We can use Larange interpolation,so i think yes

Problem is very easy

Yes @above its easy; the required polynomial is $P(x)=x^3-(x-a)(x-b)(x-c)$.

i am sorry but read the question again it is mentioned quadratic polynomial.

please look carefully, the cubic term will be cancelled

oh crap i am less on sleep sorry someone just kill me.

<dovakin123> wrote: Yes @above its easy; the required polynomial is $P(x)=x^3-(x-a)(x-b)(x-c)$. Yes. The cubic term cancels out surely. However, how do we know the coefficient of the quadratic term is a positive integer?

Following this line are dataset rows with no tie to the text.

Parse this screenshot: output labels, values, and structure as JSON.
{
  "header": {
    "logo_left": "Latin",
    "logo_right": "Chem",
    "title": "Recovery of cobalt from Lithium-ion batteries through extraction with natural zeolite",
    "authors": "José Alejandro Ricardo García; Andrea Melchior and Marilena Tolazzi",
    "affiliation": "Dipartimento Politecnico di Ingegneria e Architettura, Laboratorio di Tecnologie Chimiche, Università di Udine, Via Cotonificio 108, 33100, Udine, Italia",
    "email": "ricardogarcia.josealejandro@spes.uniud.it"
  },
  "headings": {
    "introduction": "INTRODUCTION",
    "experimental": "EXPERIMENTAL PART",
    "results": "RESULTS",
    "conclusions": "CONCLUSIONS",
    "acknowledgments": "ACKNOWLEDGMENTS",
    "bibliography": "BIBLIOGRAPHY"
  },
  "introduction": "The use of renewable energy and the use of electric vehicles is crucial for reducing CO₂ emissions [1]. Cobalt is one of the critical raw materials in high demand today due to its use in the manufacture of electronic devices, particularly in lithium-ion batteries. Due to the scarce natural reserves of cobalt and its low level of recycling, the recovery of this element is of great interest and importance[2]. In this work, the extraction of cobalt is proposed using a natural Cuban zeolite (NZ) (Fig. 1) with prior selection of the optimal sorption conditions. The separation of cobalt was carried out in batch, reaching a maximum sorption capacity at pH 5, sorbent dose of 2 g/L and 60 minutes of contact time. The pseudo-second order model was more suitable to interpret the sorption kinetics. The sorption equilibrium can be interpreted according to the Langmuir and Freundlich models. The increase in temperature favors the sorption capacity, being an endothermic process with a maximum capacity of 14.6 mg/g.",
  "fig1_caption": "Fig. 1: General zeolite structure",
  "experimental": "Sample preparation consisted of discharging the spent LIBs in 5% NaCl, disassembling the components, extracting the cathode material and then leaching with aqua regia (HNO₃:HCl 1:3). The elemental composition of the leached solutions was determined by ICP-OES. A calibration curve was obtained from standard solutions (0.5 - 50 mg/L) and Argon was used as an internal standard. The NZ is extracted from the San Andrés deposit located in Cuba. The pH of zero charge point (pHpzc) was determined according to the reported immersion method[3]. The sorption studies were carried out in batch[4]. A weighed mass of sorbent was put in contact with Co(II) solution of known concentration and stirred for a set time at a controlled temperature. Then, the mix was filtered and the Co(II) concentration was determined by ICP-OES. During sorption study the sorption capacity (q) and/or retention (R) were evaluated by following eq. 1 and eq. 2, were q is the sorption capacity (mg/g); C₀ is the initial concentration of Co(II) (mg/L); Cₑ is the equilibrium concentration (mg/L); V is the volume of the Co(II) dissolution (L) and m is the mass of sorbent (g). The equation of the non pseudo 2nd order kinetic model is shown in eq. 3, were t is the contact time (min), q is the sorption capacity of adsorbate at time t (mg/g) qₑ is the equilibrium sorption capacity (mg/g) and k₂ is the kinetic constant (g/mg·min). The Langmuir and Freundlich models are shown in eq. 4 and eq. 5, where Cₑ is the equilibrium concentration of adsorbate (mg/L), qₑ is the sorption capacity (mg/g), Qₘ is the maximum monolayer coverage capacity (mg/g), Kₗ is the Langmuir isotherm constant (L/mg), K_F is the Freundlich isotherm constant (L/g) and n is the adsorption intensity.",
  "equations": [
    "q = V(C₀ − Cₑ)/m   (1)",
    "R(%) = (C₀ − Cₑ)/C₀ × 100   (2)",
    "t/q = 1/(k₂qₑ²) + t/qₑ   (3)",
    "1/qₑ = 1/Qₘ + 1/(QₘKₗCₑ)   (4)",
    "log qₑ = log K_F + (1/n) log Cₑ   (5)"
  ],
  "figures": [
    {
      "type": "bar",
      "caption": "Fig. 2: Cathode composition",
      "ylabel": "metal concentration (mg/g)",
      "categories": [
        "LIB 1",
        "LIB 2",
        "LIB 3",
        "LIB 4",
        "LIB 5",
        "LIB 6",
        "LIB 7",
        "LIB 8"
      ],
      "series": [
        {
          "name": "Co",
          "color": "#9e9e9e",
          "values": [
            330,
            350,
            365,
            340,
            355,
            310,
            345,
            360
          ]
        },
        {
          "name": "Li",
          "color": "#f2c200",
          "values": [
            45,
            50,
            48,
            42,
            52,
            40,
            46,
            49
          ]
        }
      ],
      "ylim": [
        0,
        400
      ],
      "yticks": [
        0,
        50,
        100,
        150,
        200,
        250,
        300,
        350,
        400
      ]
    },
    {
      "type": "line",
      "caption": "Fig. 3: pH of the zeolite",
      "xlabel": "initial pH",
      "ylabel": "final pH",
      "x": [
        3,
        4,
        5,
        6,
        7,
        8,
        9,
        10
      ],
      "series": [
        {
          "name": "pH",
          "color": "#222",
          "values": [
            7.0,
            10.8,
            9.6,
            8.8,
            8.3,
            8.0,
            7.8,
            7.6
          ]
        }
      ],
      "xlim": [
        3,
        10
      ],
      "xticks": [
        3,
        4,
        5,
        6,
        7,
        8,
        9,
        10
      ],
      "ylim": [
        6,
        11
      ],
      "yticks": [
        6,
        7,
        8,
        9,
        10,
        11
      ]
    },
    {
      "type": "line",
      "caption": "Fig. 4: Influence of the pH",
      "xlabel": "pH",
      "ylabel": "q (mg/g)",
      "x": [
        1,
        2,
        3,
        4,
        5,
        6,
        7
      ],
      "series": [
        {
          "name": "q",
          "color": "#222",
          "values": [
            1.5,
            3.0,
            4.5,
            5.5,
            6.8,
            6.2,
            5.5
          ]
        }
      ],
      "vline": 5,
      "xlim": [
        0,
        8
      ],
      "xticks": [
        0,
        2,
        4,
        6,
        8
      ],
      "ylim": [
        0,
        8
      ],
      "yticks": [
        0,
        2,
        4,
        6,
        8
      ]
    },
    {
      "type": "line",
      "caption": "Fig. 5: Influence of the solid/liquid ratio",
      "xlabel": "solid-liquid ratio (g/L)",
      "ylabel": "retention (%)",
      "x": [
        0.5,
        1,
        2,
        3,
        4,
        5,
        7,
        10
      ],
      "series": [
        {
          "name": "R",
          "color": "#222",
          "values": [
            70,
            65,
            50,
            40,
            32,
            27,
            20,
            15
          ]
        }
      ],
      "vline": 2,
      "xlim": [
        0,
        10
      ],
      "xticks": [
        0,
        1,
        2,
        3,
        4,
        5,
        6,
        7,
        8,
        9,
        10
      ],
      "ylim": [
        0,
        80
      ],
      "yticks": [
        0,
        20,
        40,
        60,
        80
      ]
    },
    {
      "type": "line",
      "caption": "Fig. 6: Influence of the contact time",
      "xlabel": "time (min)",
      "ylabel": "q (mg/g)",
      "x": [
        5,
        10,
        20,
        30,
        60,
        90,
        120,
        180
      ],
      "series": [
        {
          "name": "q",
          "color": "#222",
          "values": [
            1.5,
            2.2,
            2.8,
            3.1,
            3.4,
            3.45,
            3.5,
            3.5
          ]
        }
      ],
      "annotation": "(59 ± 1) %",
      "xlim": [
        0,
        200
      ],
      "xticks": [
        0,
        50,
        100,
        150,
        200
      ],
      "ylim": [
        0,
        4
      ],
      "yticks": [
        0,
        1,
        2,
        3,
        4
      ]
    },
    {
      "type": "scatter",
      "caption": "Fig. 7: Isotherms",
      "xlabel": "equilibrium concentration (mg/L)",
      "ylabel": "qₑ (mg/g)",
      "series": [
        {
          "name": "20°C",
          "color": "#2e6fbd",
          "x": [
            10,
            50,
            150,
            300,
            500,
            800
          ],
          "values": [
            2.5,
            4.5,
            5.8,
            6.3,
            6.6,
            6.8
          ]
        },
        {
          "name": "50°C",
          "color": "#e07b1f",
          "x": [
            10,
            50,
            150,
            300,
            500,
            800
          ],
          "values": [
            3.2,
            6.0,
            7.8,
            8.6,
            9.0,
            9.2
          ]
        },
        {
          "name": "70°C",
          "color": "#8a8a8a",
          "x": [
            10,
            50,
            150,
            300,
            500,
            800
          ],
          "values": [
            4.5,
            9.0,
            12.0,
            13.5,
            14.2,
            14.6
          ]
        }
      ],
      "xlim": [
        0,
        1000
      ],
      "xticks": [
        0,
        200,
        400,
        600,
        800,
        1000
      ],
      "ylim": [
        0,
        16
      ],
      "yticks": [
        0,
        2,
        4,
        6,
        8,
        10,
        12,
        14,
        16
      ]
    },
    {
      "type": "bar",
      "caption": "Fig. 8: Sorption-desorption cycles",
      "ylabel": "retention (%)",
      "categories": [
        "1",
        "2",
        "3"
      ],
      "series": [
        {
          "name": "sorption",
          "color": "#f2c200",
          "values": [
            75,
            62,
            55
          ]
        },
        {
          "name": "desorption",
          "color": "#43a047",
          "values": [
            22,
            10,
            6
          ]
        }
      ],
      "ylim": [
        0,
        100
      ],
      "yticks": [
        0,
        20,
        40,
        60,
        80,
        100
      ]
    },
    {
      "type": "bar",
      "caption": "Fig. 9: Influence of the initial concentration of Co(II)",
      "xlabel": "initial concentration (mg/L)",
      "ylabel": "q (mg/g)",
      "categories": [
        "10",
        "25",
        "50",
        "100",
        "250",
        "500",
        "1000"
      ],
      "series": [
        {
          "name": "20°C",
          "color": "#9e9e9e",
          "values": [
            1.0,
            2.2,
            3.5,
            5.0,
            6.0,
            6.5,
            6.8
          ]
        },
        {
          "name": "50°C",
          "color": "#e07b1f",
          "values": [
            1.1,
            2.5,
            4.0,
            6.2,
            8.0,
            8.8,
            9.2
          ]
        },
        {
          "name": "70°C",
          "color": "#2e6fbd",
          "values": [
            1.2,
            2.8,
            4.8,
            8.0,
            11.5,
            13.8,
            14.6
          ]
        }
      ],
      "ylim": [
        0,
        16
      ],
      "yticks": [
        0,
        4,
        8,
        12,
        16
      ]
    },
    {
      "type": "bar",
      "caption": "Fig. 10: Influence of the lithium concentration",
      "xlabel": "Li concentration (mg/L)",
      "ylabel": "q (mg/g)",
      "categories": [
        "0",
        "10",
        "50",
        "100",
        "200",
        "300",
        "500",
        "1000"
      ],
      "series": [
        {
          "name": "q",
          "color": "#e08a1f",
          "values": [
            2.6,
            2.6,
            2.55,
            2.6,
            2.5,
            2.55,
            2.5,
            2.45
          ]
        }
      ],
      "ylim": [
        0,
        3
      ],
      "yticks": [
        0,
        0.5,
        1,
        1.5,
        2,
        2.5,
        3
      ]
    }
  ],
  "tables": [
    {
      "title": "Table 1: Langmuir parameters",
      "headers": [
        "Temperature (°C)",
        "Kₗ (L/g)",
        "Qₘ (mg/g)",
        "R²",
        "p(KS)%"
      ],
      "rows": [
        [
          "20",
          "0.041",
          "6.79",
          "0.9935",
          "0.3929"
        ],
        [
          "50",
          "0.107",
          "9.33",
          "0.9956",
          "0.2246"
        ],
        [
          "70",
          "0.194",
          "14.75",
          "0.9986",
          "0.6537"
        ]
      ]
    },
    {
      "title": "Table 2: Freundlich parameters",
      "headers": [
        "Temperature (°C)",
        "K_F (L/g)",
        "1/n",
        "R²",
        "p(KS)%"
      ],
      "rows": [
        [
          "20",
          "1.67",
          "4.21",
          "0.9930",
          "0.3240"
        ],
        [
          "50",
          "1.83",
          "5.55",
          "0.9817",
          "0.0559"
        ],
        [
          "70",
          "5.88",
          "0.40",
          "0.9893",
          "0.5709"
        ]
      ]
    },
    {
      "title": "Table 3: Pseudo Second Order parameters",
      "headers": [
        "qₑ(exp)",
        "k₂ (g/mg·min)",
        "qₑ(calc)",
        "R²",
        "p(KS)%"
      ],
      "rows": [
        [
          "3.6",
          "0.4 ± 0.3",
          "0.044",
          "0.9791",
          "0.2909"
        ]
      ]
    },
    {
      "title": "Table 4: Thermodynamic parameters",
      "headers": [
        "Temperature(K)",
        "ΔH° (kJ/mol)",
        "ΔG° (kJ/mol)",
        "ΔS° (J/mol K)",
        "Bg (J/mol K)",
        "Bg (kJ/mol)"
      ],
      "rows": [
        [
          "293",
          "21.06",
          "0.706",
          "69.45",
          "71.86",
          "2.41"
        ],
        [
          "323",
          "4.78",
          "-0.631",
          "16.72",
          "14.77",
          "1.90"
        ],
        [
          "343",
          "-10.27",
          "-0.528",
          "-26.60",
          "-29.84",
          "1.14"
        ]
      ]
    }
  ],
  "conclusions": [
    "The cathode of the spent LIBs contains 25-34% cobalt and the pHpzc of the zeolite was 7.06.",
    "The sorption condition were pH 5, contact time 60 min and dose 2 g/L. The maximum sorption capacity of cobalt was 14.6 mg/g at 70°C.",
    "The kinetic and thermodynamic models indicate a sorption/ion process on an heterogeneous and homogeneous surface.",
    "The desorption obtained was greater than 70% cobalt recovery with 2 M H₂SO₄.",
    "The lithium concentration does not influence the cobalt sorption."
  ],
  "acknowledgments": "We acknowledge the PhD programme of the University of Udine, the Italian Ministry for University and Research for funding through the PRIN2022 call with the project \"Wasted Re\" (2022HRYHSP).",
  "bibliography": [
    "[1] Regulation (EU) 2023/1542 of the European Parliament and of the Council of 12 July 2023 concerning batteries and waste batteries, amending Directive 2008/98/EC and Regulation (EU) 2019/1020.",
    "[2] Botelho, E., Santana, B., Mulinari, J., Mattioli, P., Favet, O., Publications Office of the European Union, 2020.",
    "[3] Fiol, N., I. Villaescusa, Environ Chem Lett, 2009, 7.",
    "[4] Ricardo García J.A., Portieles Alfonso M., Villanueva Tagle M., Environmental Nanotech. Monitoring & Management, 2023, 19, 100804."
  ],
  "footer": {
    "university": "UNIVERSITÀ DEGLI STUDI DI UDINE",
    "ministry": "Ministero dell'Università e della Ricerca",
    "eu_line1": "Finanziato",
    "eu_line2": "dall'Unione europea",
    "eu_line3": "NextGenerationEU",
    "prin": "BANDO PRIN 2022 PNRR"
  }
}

- Deleted since it was wrong - I should carefully read the problem. Let me pose another problem. Prove or disprove the following; For any three different integers $a$, $b$, $c$, there is an integral coefficient quadratic polynomial which takes all three values $a^3$, $b^3$, $c^3$ at some integer points. Can we require the graph of the polynomial be concave above? At my opinion, the answer is negative and essential difficulty lies on the example like $\left\{ a,b,c \right \} = \left\{ -3,-1,0 \right\}$. From this example, we can deduce that if there is no pair of integers $(m,n,k)$ such that \[ \frac{26 k-27 m+n}{(m-k) (k-n) (m-n)} \]is a positive integer, then the answer is negative which is very likely to be true.

$a,b,c$ are positive, and $x^3-(x-a)(x-b)(x-c)=(a+b+c)x^2-(ab+ac+bc)x+abc$ has positive coefficient for $x^2$

I saw a very similar problem in 2017 AMC 12 B problem 23.[url]https://artofproblemsolving.com/wiki/index.php/2017_AMC_12B_Problems/Problem_23 [/url]